Well, coming off of their "best game of the year" the Gophers managed to repeat the performance on Friday and came awfully close to it Saturday, too. I would not want to face this Gopher team if I was anyone come playoff time. Solid All-League goaltending and a balanced scoring attack could spell trouble for any team facing them in the post-season. I can't believe I'm saying this, but I actually like this team's chances in the NCAA tournament. That is, if they get there. The Gophers sit on the outside looking in at the present, 18th in the Pairwise and needing to get to 15th to stand a chance at an at-large bid. At this point, the team needs to win out in the regular season, make the Final Five, and make the Final Five championship game in order to have a legitimate shot at one of those at-large bids.

The other path, of course, is for the team to just win the Final Five, securing the league's auto-bid and automatically making the NCAA tournament. Honestly, I can see this team doing either or both of those tall tasks. Although Minnesota is 2-2-2 in their last six games, this team has played lights-out hockey the past four or five weekends. They've shown that they can beat any team in the nation this year, even earlier in the season when they weren't playing all that great (wins against MI, @ UND). Recently, in their games @ UMD, against DU and @ UW, the Gophers have flashed something that has not been seen for quite a while: the ability to absolutely dominate the game.

Yes, it was only for short stretches in Duluth. But it's getting there. The team thwomped Denver on Saturday, and followed it up with a Wisconsin whooping on Friday. It's really too bad that this team couldn't win just a couple more games in the first half (and, actually, only one game is really hurting them from a PWR standpoint: the OT loss against Union). However, this late-season charge certainly has the rest of the WCHA standing up and taking notice of the Gophers again, which is as it should be. Although it may be just a tiny bit too late this season, the surge has reaffirmed for me that Don Lucia still is the right man behind the bench at the University of Minnesota. Maybe a change of assistant coaches is in order, but The Don has brought this team together without leading scorer and captain Jay Barriball the last several weeks and absolutely thrashed the better teams in the conference.

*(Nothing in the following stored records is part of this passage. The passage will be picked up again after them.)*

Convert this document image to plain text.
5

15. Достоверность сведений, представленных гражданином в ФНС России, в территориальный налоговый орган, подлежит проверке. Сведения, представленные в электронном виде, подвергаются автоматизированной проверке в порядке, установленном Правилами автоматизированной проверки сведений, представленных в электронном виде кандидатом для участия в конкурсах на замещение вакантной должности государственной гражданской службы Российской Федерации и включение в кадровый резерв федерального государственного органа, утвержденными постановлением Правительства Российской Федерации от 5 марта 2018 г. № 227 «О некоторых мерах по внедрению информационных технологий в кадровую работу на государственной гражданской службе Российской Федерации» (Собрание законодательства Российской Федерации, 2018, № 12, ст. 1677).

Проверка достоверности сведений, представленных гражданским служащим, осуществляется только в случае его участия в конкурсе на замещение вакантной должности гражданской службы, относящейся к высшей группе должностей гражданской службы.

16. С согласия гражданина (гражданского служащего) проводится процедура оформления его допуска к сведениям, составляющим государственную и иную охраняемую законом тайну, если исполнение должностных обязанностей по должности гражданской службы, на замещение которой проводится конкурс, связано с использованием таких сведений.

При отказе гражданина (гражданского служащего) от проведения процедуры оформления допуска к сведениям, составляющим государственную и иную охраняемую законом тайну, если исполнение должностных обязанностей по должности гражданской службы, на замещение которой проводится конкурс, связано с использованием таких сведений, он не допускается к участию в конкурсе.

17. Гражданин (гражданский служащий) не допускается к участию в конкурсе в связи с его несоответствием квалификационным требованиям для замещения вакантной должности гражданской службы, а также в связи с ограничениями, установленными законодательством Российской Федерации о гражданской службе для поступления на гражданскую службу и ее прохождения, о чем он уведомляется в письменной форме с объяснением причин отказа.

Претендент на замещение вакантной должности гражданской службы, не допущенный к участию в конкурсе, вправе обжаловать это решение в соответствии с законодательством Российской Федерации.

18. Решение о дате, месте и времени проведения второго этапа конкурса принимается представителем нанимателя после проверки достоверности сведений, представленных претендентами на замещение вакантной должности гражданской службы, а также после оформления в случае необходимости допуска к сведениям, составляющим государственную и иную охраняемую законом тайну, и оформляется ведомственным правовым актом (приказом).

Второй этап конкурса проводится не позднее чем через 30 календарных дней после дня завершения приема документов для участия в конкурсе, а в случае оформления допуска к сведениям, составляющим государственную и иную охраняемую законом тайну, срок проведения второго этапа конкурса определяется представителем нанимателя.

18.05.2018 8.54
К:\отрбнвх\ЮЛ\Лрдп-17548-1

With the moves Coach Lucia is making to recruit more four-year type college players, I am now back on the Lucia bandwagon.

The team's next series is at home against Michigan Tech (4-24-4 Overall, 2-20-2 WCHA). This is an ABSOLUTE MUST SWEEP series in the Gophers' quest for an at-large bid. In fact, the remaining games are must wins until the Final Five Championship game. This Michigan Tech squad did beat Denver last weekend in Denver, so they do have some spoiler in them. However, as Don Lucia said in his media interviews this week, the Gophers "are not good enough to overlook anyone" and at this point of the season, they cannot afford to. Four points is a must this weekend. Go get 'em, boys.